As a quick aside, I don’t know what it is about scala’s for-comprehensions which gives me so much trouble, but I rarely use them in favour of explicit function calls (I’m the same about haskell’s do notation). Maybe I just need more practice. I love this example because the for-comprehension is vastly easier to understand. Have a look, it’s a stark contrast:

def evenBetterPubs: Result[List[Pub]] = for {
  id       <- askForId
  user     <- handle(authenticate)(id)
  location <- handle(getLocation)(user)
  pubs     <- handle(findPubs)(location)
} yield pubs

println(await(evenBetterPubs))

Much better! I’ve broken the problem up into functions, the functions all have names and we have a flat structure. The compiler is doing all the hard work for us.

Does it get any better than this?

EitherT of Future

EitherT inverts the order of our Future[Either[A,B]] into EitherT[Future,A,B]. I’ll be working with another type alias to save space - just remember that whenever you see a ResulT[A], it can be substituted with EitherT[Future, Error, A]. Our existing methods can be wrapped in EitherT.apply to transform the returned Result into a ResulT - it’s really no effort at all.

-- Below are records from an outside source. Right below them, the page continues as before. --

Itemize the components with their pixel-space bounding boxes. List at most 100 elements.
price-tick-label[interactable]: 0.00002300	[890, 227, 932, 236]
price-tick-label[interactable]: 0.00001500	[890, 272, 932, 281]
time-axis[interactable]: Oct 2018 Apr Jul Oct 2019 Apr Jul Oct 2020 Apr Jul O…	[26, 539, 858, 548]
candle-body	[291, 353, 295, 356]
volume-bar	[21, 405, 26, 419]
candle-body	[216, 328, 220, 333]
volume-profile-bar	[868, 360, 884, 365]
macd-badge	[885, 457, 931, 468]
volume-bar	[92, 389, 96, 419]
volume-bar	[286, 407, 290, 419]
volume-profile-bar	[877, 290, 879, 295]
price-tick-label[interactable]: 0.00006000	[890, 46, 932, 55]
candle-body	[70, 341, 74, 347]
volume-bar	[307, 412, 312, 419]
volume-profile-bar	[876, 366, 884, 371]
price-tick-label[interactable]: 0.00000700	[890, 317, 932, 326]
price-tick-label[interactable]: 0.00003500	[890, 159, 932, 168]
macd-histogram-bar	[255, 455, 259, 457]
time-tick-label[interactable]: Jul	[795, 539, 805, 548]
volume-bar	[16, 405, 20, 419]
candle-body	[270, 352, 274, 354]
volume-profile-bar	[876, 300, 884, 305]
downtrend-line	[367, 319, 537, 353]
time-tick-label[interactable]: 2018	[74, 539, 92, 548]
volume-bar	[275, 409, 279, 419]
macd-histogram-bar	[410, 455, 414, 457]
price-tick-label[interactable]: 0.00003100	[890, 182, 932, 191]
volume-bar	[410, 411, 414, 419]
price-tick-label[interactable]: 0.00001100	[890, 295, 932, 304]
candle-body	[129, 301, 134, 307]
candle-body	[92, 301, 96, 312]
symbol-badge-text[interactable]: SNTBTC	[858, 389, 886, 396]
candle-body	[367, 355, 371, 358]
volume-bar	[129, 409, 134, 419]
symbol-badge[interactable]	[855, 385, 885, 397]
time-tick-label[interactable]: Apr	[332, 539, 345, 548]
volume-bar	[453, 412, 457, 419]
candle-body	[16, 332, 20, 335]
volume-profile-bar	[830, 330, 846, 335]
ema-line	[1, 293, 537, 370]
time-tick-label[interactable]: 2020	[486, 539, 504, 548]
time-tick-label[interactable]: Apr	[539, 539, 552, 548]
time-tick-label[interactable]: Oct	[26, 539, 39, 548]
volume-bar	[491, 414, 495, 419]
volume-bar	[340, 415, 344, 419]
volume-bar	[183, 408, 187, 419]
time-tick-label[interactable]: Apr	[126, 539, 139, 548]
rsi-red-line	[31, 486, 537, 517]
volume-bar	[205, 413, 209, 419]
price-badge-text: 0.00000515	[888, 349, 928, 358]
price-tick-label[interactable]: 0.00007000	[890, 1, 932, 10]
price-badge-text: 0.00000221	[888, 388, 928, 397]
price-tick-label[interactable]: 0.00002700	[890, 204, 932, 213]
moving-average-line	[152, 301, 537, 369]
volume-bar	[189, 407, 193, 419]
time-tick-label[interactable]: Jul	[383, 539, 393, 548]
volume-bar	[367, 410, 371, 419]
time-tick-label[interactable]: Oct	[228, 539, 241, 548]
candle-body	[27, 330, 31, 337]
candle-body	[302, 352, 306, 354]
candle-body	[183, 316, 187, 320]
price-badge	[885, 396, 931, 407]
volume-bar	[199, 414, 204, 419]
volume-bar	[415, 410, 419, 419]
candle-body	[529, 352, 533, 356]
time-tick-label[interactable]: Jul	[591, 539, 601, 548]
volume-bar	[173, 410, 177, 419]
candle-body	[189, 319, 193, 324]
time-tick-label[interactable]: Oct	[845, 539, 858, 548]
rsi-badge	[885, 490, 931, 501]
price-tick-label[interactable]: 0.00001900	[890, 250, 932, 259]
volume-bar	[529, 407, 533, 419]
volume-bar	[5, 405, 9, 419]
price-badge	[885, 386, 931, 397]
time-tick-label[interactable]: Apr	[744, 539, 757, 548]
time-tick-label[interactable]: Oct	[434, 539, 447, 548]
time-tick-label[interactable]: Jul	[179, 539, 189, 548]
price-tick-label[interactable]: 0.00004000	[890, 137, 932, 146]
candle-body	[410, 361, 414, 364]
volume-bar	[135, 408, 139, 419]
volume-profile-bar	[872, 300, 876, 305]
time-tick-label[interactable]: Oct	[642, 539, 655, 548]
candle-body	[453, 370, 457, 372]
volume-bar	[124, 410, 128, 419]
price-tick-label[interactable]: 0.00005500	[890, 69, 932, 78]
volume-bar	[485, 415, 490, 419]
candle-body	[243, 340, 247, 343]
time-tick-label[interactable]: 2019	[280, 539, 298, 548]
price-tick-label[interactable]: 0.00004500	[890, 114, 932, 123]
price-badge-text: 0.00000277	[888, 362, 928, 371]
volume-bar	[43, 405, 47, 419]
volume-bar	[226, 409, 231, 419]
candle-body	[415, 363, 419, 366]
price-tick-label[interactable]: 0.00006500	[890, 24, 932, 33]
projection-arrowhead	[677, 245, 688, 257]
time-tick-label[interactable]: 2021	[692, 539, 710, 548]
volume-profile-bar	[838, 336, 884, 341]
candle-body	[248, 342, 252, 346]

There’s just one more thing - I made it all this way without mentioning the m word, but there’s one extra line needed to let cats do it’s magic. We have to import a typeclass instance for Future. I won’t go great detail, just know that the instance we take from cats.instances.future._ allows cats to do work on the futures. This one line encompasses all of my whining in the intro about brain power - don’t get me wrong, typeclasses are great and super powerful, but using them in scala has never felt natural to me, I’m can’t pinpoint exactly why yet. Anyway, I’ll leave it for now.

import cats.data.EitherT

// I'll use another type alias to save space. Sorry about the name.
type ResulT[A] = EitherT[Future, Error, A]

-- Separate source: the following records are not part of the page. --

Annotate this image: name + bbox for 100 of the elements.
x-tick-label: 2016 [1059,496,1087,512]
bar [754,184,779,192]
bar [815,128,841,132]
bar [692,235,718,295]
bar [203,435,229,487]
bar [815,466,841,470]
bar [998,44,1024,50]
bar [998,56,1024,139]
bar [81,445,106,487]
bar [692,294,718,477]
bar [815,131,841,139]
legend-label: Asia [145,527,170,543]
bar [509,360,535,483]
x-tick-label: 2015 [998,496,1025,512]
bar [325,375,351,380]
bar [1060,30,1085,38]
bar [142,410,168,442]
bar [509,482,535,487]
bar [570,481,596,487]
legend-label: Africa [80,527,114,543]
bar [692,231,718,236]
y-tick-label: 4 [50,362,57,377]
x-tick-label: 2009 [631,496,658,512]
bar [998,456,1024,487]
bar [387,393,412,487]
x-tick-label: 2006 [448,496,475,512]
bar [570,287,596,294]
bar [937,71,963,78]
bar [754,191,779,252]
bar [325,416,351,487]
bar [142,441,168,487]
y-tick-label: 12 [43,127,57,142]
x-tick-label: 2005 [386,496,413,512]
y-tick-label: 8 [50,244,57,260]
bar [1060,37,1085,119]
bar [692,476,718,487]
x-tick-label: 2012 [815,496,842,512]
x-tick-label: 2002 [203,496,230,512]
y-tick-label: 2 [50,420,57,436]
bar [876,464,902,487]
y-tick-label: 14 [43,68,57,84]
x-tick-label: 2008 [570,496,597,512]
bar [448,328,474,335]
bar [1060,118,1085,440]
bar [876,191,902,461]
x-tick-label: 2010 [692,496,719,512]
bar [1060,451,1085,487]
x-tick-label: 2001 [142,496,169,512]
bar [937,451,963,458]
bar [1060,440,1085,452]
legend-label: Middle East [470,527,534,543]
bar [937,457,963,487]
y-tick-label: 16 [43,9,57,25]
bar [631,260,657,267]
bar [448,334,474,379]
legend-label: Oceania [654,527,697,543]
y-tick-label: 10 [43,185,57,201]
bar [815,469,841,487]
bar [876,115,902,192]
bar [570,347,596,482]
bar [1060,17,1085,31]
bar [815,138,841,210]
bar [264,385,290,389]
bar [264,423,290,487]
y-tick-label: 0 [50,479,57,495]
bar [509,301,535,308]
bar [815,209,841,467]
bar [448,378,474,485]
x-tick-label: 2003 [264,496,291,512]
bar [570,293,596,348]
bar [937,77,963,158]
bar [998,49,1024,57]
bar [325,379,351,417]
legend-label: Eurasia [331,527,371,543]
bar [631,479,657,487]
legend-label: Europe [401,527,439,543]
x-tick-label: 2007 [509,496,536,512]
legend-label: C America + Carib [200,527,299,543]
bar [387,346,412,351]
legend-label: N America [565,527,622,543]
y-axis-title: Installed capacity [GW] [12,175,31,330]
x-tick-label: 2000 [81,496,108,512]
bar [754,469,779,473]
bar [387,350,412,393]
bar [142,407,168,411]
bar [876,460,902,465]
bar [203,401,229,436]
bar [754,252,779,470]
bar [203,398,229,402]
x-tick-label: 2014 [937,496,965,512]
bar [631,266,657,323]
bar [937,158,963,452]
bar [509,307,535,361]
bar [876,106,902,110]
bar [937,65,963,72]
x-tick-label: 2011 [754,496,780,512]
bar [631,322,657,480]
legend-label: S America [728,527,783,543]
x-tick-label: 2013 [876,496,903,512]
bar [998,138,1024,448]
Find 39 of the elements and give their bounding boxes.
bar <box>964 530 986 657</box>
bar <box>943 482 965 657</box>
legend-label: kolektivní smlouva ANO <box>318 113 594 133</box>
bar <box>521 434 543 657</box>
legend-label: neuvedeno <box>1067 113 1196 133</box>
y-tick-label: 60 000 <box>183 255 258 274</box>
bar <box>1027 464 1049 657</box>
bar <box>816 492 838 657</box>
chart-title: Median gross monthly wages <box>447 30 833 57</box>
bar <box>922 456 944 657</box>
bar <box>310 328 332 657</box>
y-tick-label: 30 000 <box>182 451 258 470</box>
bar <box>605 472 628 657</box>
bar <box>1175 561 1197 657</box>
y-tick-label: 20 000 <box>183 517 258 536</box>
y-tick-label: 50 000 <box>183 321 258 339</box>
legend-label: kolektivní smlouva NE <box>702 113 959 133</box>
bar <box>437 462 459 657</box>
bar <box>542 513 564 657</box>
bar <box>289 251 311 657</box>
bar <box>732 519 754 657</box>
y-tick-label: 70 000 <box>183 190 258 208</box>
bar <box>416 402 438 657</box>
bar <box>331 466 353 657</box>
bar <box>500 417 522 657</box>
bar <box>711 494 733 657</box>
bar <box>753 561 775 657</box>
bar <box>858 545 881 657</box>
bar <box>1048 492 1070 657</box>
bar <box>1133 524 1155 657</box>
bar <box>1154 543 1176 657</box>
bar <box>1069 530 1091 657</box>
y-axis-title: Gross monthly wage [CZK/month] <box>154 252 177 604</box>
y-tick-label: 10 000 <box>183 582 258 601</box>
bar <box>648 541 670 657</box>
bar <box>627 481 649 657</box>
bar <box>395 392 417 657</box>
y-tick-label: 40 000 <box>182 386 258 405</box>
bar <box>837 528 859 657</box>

// It's trivial to transform our old methods to return EitherT[Future].
def askForIdT(): ResulT[UserId]
  = EitherT(askForId)
def authenticateT(userId: UserId): ResulT[AuthenticatedUser]
  = EitherT(authenticate(userId))
def getLocationT(user: AuthenticatedUser): ResulT[UserLocation]
  = EitherT(getLocation(user))
def findPubsT(userLocation: UserLocation): ResulT[List[Pub]]
  = EitherT(findPubs(userLocation))

// We need an instance of the Monad typeclass for Future.
import cats.instances.future._

def bestPubs: ResulT[List[Pub]] = for {
  id       <- askForIdT
  user     <- authenticateT(id)
  location <- getLocationT(user)
  pubs     <- findPubsT(location)
} yield pubs

println(await(bestPubs.value))

And that’s really all there is to it. No added boilerplate! I don’t have to write my own custom handler, and I get an easy flat structure over my methods, right out of the box.

There’s less complexity here, and therefore less bug generating capacity, which is great. The overhead comes when you want to understand how it works - for that, I highly recommend that you head to the cats documentation and give it a try.

I bet there are a bunch of other benefits to do with composability and reusability with other types, but I haven’t delved deep enough yet. Thanks for reading.